Read by Paul Jenkins

We crawled forward. My hand pressed on a face jutting from the mud. I turned away and forced myself not to vomit.

A shell ruptured the earth nearby. Mud hammered over me. I bit my tongue to stop myself screaming. I rubbed the mud from my face.

When I could see again, I realised my men were no longer in sight. Panic took me. “Wait,” I whispered. “Wait.”

No one answered.


Remember Veteran’s Day, Nov 11.


01
al
November 10th, 2007 7:16 pm

Fabulous story. Captures the horror of war and yet reveals the human spirit’s ability to find hope even in the darkest of places. Wonderful reading as well.

02
November 11th, 2007 10:33 pm

(SPOILERS) I think the surprise caught me as off guard as it did the main character. I really expected something like vampirism as the big reveal, and the fact that it wasn’t sinister at all added to the horror added to the horror.

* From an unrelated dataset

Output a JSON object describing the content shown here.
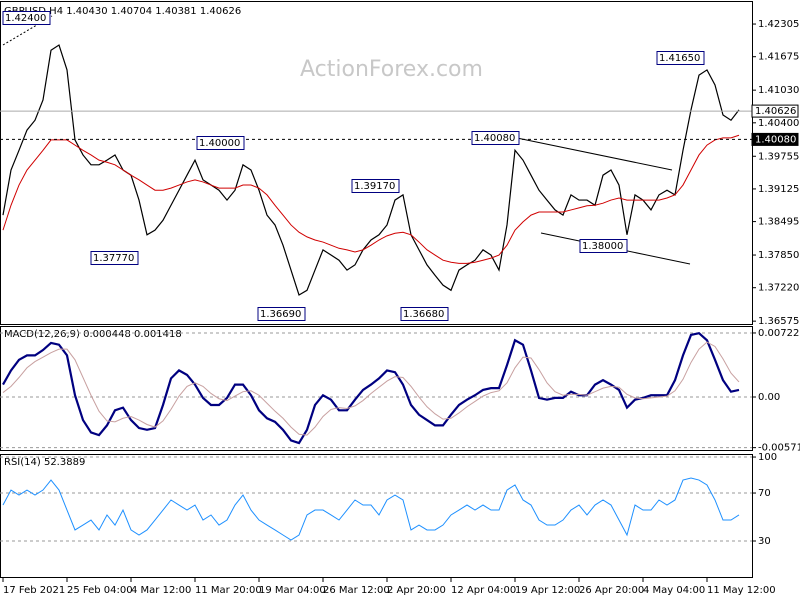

One thing that strikes me later is that you could cast the story in a different light if you thought of the rose as a catalyst to treason- almost like Helen of Troy in its way.

03
November 15th, 2007 11:40 am

[spoilers]

that’s assuming you take national loyalty to be more important than sunlight.

04
November 17th, 2007 12:30 am

This was a brilliant story. Well read by Paul Jenkins and well introduced (and extroduced, if that is a word) by Patrick Samphire. It was a fitting Remembrance Day / Veterans Day story. Each Veterans Day we read “In Flanders Field” and off that the story the poem was more poignant.

http://www.arlingtoncemetery.net/flanders.htm

- Don

05
November 17th, 2007 6:53 am

Best story of the year, without question. Absolutely superb and, if there’s any justice, this deserves nomination for Bram Stoker award, and other Best of….awards. I’ll be saying so in my podcast review, too, in December. http://www.thefix-online.com

06
Spork
November 20th, 2007 7:43 pm

This was pretty good.

07
November 22nd, 2007 1:04 pm

Excellent story. It starts off with a group of WWI western front tropes, then veers off into… surrealism, or magic realism. Reminds me of David Jones’ _In Parenthesis_ (1937).

08
phignewton
November 29th, 2007 7:24 am

ummm.. didnt stephen King write a series involving a ‘rose’ that must be protected to sustain the universe? or did he get it from elsewhere? a good story, though…

09
Mike Taylor
January 16th, 2008 3:28 pm

Story was good, but the reading was superb – chilling and great audio quality.